Rap Genius Co-Founder Resigns After Comments About Alleged Santa Barbara Shooting Suspect’s Manifesto


Rap Genius co-founder Mahbod Moghadam is leaving the site after making inappropriate comments about the Santa Barbara suspect’s manifesto.

The alleged shooter, Elliot O. Rodger, a 22-year-old student at Santa Barbara City College, was said to have killed six people on campus Friday night (May 23) and reportedly posted an 141-page autobiography along with a chilling video as “retribution” against women who had rejected him just before allegedly committing suicide. Authorities say he was found dead with a bullet wound to the head in his black BMW.

After posting the manifesto to their own site, Rap Genius’ Moghdam made several controversial annotations about the manifesto, saying it was “beautifully written” and “artful”. He also made eyebrow-raising remarks about the suspect’s sister, saying “Elliot barely mentions his sister Georgia throughout the book!” and adding “MY GUESS: his sister is smoking hot.”

This prompted immediate backlash on social media against the site, which was founded in 2009 and became popular for allowing users to annotate song lyrics to prove meaning and interpretation. Rap Genius has raked in over $17 million in funding, according to the New York Times.

The site’s co-founder and CEO, Tom Lehman, wrote about Moghdam’s resignation in a statement on the site Monday (May 26).
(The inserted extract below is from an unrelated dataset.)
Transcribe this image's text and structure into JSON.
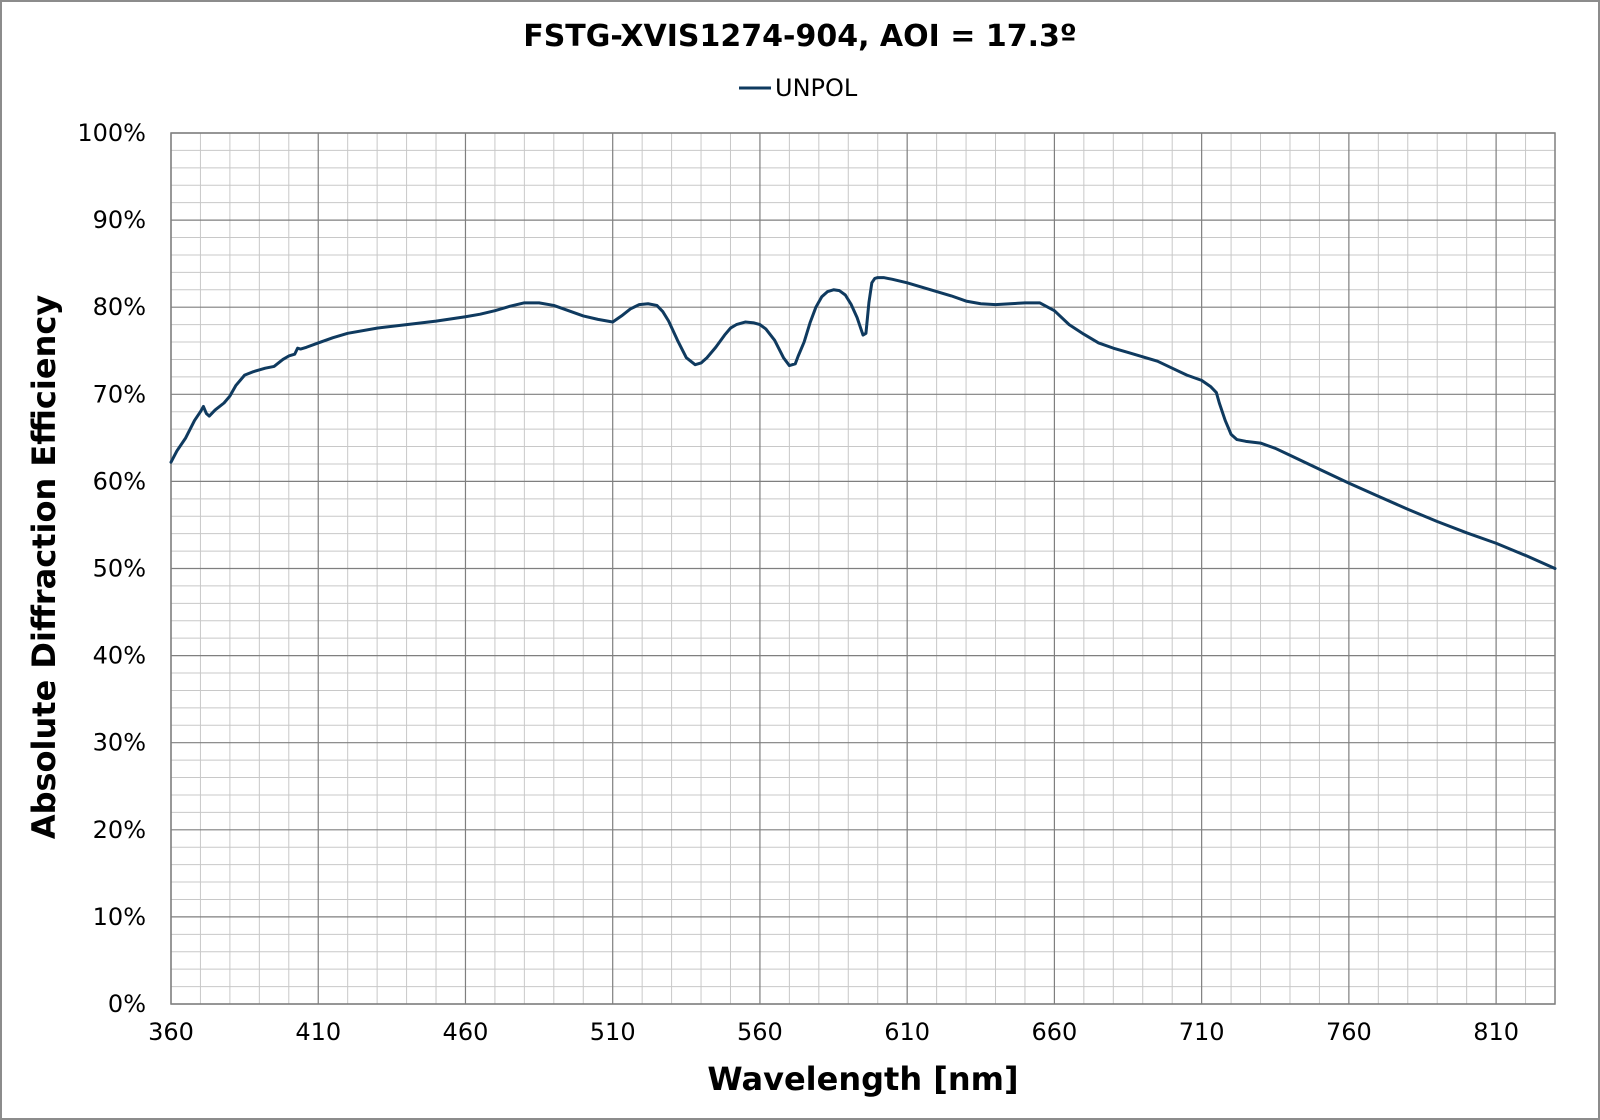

“Almost all the annotations were at least attempting a close reading – they were genuinely, though imperfectly, trying to add context to the text and make it easier to understand,” Lehman wrote. “However, Mahbod Moghadam, one of my co-founders, annotated the piece with annotations that not only didn’t attempt to enhance anyone’s understanding of the text, but went beyond that into gleeful insensitivity and misogyny. All of which is contrary to everything we’re trying to accomplish at Rap Genius.”

Lehman continued, “And Mahbod, our original community leader, is no exception. In light of this, Mahbod has resigned – both in his capacity as an employee of the company, and as a member of our board of directors, effective immediately.”
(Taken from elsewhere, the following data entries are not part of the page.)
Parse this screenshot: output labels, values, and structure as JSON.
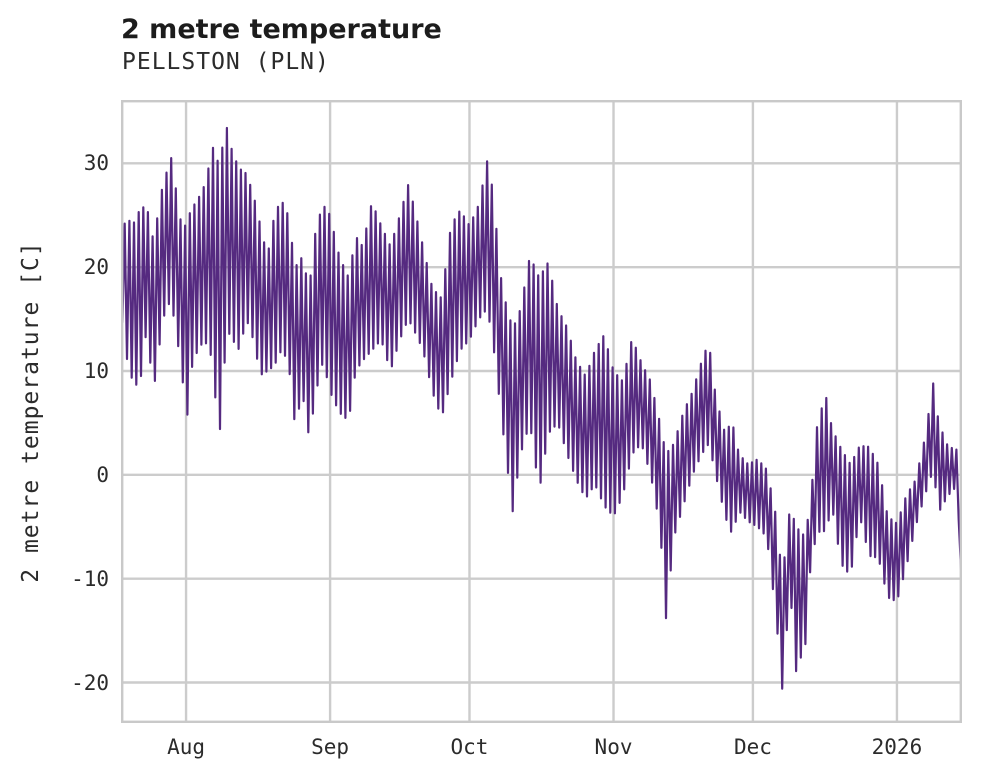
{
  "figure": {
    "title": "2 metre temperature",
    "subtitle": "PELLSTON (PLN)",
    "ylabel": "2 metre temperature [C]"
  },
  "chart_data": {
    "type": "line",
    "title": "2 metre temperature",
    "subtitle": "PELLSTON (PLN)",
    "ylabel": "2 metre temperature [C]",
    "xlabel": "",
    "legend": "none",
    "grid": true,
    "grid_color": "#cccccc",
    "spine_color": "#c9c9c9",
    "line_color": "#552a80",
    "line_width": 2.2,
    "x_axis": {
      "unit": "days (0 = Aug 1)",
      "range": [
        -14,
        167
      ],
      "ticks": [
        {
          "day": 0,
          "label": "Aug"
        },
        {
          "day": 31,
          "label": "Sep"
        },
        {
          "day": 61,
          "label": "Oct"
        },
        {
          "day": 92,
          "label": "Nov"
        },
        {
          "day": 122,
          "label": "Dec"
        },
        {
          "day": 153,
          "label": "2026"
        }
      ]
    },
    "y_axis": {
      "range": [
        -23.9,
        36.1
      ],
      "ticks": [
        30,
        20,
        10,
        0,
        -10,
        -20
      ]
    },
    "series_name": "2 metre temperature",
    "sampling_note": "dense hourly trace read off as daily min/max envelope [day, min C, max C]",
    "daily_min_max_envelope": [
      [
        -14,
        16,
        21
      ],
      [
        -13,
        11.7,
        25
      ],
      [
        -11.5,
        9,
        24
      ],
      [
        -10,
        8.4,
        25.5
      ],
      [
        -8.5,
        14,
        26
      ],
      [
        -7,
        8,
        22.5
      ],
      [
        -5,
        15,
        28
      ],
      [
        -3.2,
        17,
        30.5
      ],
      [
        -2,
        13,
        27
      ],
      [
        -1,
        11,
        24
      ],
      [
        0,
        4,
        24
      ],
      [
        1,
        10,
        25.5
      ],
      [
        2.5,
        12,
        26.5
      ],
      [
        4,
        13,
        27.9
      ],
      [
        5.8,
        11,
        31.5
      ],
      [
        7,
        2.5,
        30
      ],
      [
        8.8,
        14,
        33.4
      ],
      [
        10,
        13,
        31
      ],
      [
        11.5,
        12,
        29.5
      ],
      [
        13,
        15,
        29
      ],
      [
        14.5,
        13,
        27
      ],
      [
        16,
        9.6,
        24
      ],
      [
        17.5,
        10,
        21
      ],
      [
        19,
        10.5,
        25
      ],
      [
        20.5,
        12,
        26.5
      ],
      [
        22,
        11,
        25
      ],
      [
        23.5,
        4.5,
        20
      ],
      [
        25,
        8,
        21
      ],
      [
        26.5,
        3.5,
        18
      ],
      [
        28,
        8,
        24
      ],
      [
        29.5,
        11,
        26
      ],
      [
        31,
        8,
        25
      ],
      [
        33,
        6,
        21
      ],
      [
        35,
        5.2,
        19
      ],
      [
        36.5,
        10,
        23
      ],
      [
        38,
        11,
        22
      ],
      [
        40,
        12,
        26.3
      ],
      [
        42,
        13,
        24
      ],
      [
        44,
        10,
        22
      ],
      [
        46,
        13,
        25
      ],
      [
        47.8,
        15,
        27.9
      ],
      [
        49,
        14,
        26
      ],
      [
        51,
        12,
        22
      ],
      [
        53,
        8,
        18
      ],
      [
        55,
        5.5,
        17
      ],
      [
        57,
        9,
        24
      ],
      [
        59,
        12,
        25.5
      ],
      [
        61,
        13,
        24
      ],
      [
        63,
        15,
        26
      ],
      [
        64.8,
        16,
        30.2
      ],
      [
        66,
        13,
        27.5
      ],
      [
        68,
        5,
        18
      ],
      [
        70.3,
        -3.5,
        14
      ],
      [
        72,
        2,
        16
      ],
      [
        74,
        5,
        21.1
      ],
      [
        76,
        -1.6,
        19
      ],
      [
        78,
        4,
        20.5
      ],
      [
        80,
        5,
        16
      ],
      [
        82,
        2,
        14.2
      ],
      [
        84,
        -0.5,
        11
      ],
      [
        86,
        -2.3,
        9.5
      ],
      [
        88,
        -0.9,
        12
      ],
      [
        90,
        -3,
        13.5
      ],
      [
        92,
        -4,
        10
      ],
      [
        94,
        -2,
        9
      ],
      [
        96,
        2,
        13.2
      ],
      [
        98,
        3,
        10.8
      ],
      [
        100,
        0,
        9
      ],
      [
        102,
        -5,
        5
      ],
      [
        103.3,
        -13.8,
        2
      ],
      [
        105,
        -6,
        3
      ],
      [
        107,
        -3,
        6
      ],
      [
        109,
        0,
        8
      ],
      [
        111,
        2,
        11
      ],
      [
        112.5,
        3,
        12.8
      ],
      [
        114,
        0,
        7.5
      ],
      [
        116,
        -4,
        4
      ],
      [
        117.5,
        -5.7,
        5.2
      ],
      [
        119,
        -3.5,
        2
      ],
      [
        121,
        -4.5,
        1
      ],
      [
        123,
        -5,
        1.5
      ],
      [
        125,
        -6,
        0.5
      ],
      [
        127,
        -13.7,
        -4
      ],
      [
        128.3,
        -20.6,
        -10
      ],
      [
        130,
        -11,
        -3
      ],
      [
        131.3,
        -18.9,
        -5
      ],
      [
        133.3,
        -16.3,
        -6
      ],
      [
        134.5,
        -8,
        -2
      ],
      [
        136,
        -5.5,
        5.6
      ],
      [
        137.8,
        -5.4,
        7.4
      ],
      [
        139,
        -3,
        4.5
      ],
      [
        141,
        -8.6,
        2.5
      ],
      [
        143,
        -9.7,
        1
      ],
      [
        145,
        -4,
        2.8
      ],
      [
        147,
        -7.8,
        2.7
      ],
      [
        149,
        -8,
        1
      ],
      [
        151,
        -11.8,
        -4
      ],
      [
        153,
        -12.2,
        -4.7
      ],
      [
        155,
        -8.9,
        -2
      ],
      [
        157,
        -5,
        -0.5
      ],
      [
        159,
        -2,
        3.5
      ],
      [
        160.8,
        0.5,
        8.8
      ],
      [
        162,
        -3.6,
        5
      ],
      [
        164,
        -2,
        2.7
      ],
      [
        166,
        -1,
        2.4
      ],
      [
        167,
        -12.1,
        -12.1
      ]
    ]
  }
}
Following the annotations, Moghdam also issued the following statement to Gawker, apologizing for his comments.

“I was fascinated by the fact that a text was associated with such a heartbreaking crime, especially since Elliot is talking about my neighborhood growing up,” Moghdam said. “I got carried away with making the annotations and making any comment about his sister was in horrible taste, thankfully the rap genius community edits out my poor judgement, I am very sorry for writing it.”

Last November, Rap Genius also came under fire after music publishers served lyric sites with takedown notices in an anti-piracy campaign.